Another valuable source of information is the teeth.
She said: "Many of the teeth are very worn, showing a coarse diet. There are also possible abscesses, where decay has eaten into the jawbone, which would have caused a huge amount of pain.
"There appears to have been a slightly better standard of dental health among individuals buried within the church, indicated perhaps a better standard of living and therefore higher social status."
Tony Ratnam, a University of Leicester Archaeology Service (ULAS) field officer, said: "Since it is a church site, you don't get much of the day to day items you would associate with domestic life.
"We did, however, find materials associated with the church and religious life - including what we think is the left arm from a crucifix.
Two skeletons a day
There are also tiles from the church, often decorated with the coats of arms from local nobility.
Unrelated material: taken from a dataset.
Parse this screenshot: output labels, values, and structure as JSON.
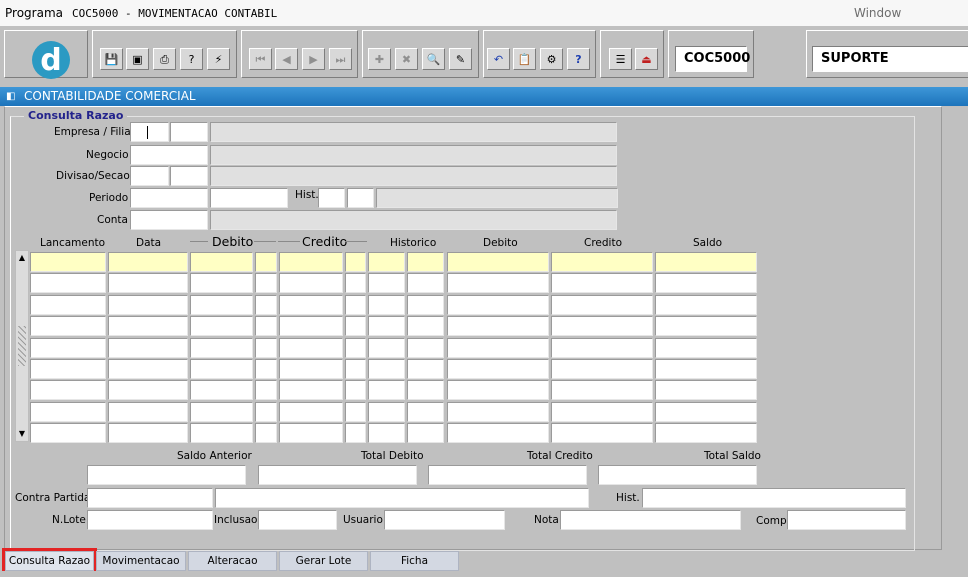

"It's interesting to think the feet of those people we dug up probably walked across these tiles on their way to pray."
Another find from the site was the lead seal from a papal bull, a document purchased from the Church in hope of absolving sins and shortening the individual's time in purgatory.
It dates from the reign of Pope Innocent VI who reigned from 1352 to 1362.
Mr Ratnam said: "This is shortly after the Black Death, which killed millions of people and may well have focussed people's thoughts on the afterlife."
The team hopes to record an average of two skeletons per person per day - with those of special interest sent for further analysis - and expects to get through the collection in roughly two years.